Chamanland, le pays du peuple de l'extrême

Dernière mise à jour : 24 déc. 2023


MONGOLIE





Le bus nous débarque sur le parking en terre battue de la gare de Zamiid Uüd en milieu d'après-midi, sous 38°C. Nous touchons au rêve...enfin, presque !

En effet, notre première intention était de rallier Ulaanbaatar par le Transmongolien, mais, stoppé depuis le début de la pandémie puis suite aux évènements chez le grand voisin russe, la ligne n'est toujours pas rouverte.

Comme sa soeur chinoise de l'autre côté de la frontière, Zamiid Uüd est une ville brûlée de soleil et envahie par le sable et la poussière.

Bienvenue en Gobi, un des déserts les plus arides et inhospitaliers au monde !

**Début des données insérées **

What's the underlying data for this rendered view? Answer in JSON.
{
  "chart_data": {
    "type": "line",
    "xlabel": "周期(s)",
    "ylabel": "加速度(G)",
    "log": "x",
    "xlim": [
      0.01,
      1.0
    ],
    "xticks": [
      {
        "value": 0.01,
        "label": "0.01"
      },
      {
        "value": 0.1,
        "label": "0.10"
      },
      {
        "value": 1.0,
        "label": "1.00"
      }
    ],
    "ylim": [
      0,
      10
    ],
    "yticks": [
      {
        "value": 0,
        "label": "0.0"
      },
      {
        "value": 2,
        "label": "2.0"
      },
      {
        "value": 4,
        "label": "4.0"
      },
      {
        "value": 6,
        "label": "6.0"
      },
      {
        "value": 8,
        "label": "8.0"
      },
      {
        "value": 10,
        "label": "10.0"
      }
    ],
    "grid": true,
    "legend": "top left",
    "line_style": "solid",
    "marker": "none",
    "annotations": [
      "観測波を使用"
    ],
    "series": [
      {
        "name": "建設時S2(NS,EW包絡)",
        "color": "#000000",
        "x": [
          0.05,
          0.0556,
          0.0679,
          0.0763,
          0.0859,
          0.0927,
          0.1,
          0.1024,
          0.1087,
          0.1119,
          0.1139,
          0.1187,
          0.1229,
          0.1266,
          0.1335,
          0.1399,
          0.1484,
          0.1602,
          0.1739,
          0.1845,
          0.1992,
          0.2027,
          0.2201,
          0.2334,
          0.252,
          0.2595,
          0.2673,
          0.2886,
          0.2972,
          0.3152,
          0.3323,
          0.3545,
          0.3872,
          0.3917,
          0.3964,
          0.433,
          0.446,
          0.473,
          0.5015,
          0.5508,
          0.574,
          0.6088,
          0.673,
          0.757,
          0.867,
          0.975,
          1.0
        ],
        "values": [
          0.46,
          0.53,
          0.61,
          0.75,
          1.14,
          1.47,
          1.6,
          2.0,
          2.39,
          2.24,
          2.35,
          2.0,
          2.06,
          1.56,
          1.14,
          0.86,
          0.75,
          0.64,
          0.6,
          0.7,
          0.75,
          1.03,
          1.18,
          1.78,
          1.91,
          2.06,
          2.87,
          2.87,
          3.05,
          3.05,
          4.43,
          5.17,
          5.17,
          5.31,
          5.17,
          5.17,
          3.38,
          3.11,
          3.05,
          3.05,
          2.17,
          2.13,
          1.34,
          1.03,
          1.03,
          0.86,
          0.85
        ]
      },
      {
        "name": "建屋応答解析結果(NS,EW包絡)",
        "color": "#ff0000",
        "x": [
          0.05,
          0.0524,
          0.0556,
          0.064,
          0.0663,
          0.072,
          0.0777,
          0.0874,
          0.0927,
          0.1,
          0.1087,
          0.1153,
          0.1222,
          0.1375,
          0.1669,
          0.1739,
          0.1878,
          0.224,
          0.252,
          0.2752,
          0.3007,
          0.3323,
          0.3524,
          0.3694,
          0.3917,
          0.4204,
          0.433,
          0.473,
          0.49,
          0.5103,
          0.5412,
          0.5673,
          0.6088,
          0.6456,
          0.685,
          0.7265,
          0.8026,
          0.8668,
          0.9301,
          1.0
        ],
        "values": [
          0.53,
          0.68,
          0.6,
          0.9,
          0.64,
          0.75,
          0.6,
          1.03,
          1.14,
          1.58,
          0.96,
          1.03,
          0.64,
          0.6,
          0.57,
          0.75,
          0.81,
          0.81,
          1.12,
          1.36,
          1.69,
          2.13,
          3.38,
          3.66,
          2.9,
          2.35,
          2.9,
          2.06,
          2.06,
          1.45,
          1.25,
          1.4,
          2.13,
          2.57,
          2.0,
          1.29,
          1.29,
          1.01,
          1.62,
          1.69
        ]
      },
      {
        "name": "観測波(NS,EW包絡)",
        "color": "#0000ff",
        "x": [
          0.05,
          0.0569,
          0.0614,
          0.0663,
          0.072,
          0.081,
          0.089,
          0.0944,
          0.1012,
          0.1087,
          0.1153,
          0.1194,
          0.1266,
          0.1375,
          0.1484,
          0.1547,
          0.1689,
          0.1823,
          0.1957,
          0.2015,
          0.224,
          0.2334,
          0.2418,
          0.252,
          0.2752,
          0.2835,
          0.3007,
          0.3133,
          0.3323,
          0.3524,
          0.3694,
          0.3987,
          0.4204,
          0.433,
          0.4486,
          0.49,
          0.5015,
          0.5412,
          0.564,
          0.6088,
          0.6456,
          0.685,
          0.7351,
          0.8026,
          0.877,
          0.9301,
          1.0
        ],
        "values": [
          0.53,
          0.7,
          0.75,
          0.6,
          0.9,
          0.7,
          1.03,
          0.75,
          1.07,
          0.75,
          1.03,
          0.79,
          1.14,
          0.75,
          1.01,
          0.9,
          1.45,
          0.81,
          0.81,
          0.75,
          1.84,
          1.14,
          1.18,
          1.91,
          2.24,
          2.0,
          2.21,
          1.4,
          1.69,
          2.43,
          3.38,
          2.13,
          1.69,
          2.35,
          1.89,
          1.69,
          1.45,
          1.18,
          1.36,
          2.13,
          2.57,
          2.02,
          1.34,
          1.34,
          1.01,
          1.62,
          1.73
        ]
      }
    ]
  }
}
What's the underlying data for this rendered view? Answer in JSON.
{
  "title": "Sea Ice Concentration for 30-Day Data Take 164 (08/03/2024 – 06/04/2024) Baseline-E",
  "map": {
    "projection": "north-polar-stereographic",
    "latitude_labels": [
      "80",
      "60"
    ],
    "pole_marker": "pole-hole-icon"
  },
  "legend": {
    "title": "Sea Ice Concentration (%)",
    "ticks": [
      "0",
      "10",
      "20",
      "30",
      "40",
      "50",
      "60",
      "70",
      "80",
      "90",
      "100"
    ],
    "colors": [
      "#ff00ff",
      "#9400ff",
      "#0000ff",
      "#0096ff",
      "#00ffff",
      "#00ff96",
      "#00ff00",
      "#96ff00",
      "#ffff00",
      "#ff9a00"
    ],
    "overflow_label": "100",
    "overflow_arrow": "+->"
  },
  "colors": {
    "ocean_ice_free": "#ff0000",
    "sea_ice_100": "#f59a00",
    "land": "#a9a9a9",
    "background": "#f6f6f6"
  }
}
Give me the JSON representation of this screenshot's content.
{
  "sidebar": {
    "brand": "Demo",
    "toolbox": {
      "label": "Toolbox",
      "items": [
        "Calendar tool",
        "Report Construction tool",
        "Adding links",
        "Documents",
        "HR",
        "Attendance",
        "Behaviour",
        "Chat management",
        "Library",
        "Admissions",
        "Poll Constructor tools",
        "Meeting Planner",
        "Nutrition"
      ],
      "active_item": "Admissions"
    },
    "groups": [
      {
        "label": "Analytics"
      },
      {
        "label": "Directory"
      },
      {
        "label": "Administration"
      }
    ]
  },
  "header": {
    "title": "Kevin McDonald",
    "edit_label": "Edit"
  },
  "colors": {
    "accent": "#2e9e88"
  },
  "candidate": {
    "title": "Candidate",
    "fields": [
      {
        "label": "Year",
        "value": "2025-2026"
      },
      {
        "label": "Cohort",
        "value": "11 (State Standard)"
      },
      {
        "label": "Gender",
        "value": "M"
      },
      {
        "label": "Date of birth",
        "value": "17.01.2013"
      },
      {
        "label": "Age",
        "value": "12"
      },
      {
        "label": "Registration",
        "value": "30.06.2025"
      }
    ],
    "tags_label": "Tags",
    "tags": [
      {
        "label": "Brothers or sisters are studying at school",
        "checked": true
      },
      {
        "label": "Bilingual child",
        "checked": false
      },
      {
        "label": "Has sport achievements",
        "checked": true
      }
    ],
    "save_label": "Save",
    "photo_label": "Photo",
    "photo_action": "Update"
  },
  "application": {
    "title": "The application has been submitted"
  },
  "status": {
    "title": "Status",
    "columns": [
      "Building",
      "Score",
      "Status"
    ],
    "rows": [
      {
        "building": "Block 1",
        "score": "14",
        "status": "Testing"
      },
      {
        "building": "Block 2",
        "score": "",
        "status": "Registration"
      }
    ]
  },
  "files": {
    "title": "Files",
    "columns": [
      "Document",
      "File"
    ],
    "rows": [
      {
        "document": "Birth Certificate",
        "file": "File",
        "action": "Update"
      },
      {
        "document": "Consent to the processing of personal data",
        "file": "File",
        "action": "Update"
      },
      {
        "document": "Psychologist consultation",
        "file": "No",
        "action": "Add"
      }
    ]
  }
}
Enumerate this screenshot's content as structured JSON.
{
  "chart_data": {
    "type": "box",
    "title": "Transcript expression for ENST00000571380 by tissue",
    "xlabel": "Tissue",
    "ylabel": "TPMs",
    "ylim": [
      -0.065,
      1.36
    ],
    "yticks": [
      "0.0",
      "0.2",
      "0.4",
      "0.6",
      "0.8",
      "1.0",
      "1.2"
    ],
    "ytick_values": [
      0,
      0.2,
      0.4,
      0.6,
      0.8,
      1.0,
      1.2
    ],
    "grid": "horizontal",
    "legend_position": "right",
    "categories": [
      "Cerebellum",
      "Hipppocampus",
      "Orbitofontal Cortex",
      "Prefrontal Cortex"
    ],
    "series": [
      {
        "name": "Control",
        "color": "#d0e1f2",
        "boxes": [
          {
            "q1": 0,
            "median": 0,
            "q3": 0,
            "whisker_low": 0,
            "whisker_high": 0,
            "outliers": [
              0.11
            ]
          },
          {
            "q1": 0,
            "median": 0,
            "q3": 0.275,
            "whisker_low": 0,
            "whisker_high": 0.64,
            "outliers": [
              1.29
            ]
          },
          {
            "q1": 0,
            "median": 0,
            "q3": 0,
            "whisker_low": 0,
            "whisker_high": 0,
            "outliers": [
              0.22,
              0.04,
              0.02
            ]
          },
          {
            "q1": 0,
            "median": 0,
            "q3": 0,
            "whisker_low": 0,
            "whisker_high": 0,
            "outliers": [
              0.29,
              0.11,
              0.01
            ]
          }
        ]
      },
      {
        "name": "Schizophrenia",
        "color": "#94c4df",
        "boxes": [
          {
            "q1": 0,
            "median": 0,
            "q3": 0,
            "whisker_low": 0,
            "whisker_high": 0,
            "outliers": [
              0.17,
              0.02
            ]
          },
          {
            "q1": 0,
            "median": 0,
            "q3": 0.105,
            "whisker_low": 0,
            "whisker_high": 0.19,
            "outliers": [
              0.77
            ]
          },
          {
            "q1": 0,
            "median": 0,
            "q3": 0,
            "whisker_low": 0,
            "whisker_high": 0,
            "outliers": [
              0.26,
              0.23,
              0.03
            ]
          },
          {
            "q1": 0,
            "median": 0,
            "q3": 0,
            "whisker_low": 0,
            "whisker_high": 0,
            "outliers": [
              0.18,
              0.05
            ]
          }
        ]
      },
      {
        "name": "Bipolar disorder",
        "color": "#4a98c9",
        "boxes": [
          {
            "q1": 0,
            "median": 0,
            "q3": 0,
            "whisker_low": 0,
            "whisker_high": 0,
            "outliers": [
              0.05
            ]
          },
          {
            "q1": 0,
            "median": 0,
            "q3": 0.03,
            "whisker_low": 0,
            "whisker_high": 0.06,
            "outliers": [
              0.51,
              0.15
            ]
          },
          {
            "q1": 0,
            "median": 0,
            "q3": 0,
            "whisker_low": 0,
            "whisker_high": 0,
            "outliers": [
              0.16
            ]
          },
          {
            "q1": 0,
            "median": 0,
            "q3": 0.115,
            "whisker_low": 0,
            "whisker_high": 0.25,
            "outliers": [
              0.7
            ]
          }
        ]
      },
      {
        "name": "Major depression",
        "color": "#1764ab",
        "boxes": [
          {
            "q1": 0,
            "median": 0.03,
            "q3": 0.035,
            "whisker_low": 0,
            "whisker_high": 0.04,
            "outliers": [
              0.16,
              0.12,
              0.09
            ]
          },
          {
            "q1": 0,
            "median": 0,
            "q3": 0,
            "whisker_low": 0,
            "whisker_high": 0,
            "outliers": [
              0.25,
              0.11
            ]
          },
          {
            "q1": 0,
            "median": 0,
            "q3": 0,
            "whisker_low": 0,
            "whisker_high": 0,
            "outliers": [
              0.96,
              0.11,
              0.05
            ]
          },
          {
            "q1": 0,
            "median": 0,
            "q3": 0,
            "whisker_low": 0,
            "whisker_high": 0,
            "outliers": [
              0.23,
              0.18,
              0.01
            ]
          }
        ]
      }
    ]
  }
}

En attendant de pouvoir embarquer, nous errons plusieurs heures sur les quais de cette gare de Farwest le long desquels s'entassent des centaines de familles chargées de lourds bagages et de cartons. Certains pique-niquent ou jouent aux cartes pendant que d'autres "siestent" à l'ombre des hauts bâtiments. Une famille vient s'assoir près de nous et nous entamons la conversation. Madame est guide touristique anglophone basée à UB et nous apprenons que son mari n'est autre que le cousin du chanteur du groupe "The Hu"dont nous sommes de grands fans. Ironie de l'histoire : le "Big Band" est encore en France après avoir "performé" au Hellfest alors que nous sommes ici, en Mongolie. La loose !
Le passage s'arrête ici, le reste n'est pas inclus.